At the height of the product's popularity, the company advertised extensively in print, radio and television, claiming that is "again and again the choice of men who put good grooming first."
In print ads, the company encouraged consumers to try "the Famous Finger Nail Test": "Scratch your head and see if you find dryness or loose, ugly dandruff. If so, you need the new Wildroot Cream-Oil formula."
Wildroot sponsored many radio programs such as The Woody Herman Show, The King Cole Trio, The FBI in Peace and War, The Shadow, Twenty Questions and Sam Spade.
The Adventures of Sam Spade aired from 1946 to 1950. Sam Spade star Howard Duff and the program’s creator Dashiell Hammett were listed in the anti-Communist tract Red Channels.
Wildroot didn’t like their names being associated with the show. Sam Spade was removed from the air in 1950, and replaced with a more Wildroot-friendly title, Charlie Wild, Private Detective. It ran from September 1950 to July 1951.
Counterattack was an anti-Communist journal that published “Red Channels: The Report of Communist Influence in Radio and Television.”
It was a pamphlet that named 151 actors, writers, musicians, broadcasters and journalists, accusing them of fostering Communist manipulation of the entertainment industry.

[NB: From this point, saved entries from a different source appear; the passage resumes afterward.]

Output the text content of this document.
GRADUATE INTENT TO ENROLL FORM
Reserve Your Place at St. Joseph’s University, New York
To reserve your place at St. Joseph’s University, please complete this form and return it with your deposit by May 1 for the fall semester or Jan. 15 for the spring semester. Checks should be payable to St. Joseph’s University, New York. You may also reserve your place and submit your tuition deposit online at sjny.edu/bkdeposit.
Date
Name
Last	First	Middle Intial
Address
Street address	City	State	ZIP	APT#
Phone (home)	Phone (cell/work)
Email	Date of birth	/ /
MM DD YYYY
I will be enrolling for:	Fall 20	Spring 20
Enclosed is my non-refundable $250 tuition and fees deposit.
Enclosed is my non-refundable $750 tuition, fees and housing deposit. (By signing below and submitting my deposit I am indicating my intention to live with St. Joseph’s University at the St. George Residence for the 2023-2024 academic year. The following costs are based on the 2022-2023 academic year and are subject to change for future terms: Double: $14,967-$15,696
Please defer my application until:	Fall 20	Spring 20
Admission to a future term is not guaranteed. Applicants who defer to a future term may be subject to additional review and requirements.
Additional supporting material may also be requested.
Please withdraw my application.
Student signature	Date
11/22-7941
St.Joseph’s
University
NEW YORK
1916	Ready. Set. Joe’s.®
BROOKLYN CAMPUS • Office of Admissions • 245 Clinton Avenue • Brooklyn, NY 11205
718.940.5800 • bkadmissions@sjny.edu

At the time the House Committee on Un-American Activities and Senator Joseph McCarthy of Wisconsin were making wild unfounded accusations of disloyalty or subversion against many prominent people without a shred of evidence. However, he did uncover some Communists, but in the process ruined the lives of many who were not.
McCarthy’s goal was to purge suspected Communist sympathizers from government service, Hollywood and other areas. He believed the Communists were making an effort to achieve “domination of American broadcasting and telecasting, preparatory to the day when … [the] Party will assume control of this nation as the result of a final upheaval and civil war.”
Duff was a staunch Democrat, not a Communist. He had signed a document supporting the Hollywood 10. Actually, there were 11, but one German born writer fled back to Germany. They were a group of motion-picture producers, directors, and screenwriters who appeared before the House Un-American Activities Committee in October 1947, and refused to answer questions regarding their possible communist affiliations. As a result they spent 6-12 months in prison for contempt of Congress.
While in prison one of them agreed to cooperate and admitted to being a communist and he gave the names of 26 others. The ten never worked in Hollywood again, but some wrote scripts under assumed names.
After Sam Spade was canceled, Duff couldn’t get work on radio for two years afterward, but he continued working in pictures and the stage. When he asked what he had to do to end the blacklisting he was told to just say you're not a Communist and it worked.
Dashiell Hammet’s story was different. He was politically active for decades, participating in several organizations including the Communist Party USA.
In the age of McCarthyism, Hammett was swept up in the Red Scare and was imprisoned for refusing to name the sources of bail funds for communists. Later in 1953, he was blacklisted after testifying to a Senate Committee and his writings were branded “subversive.”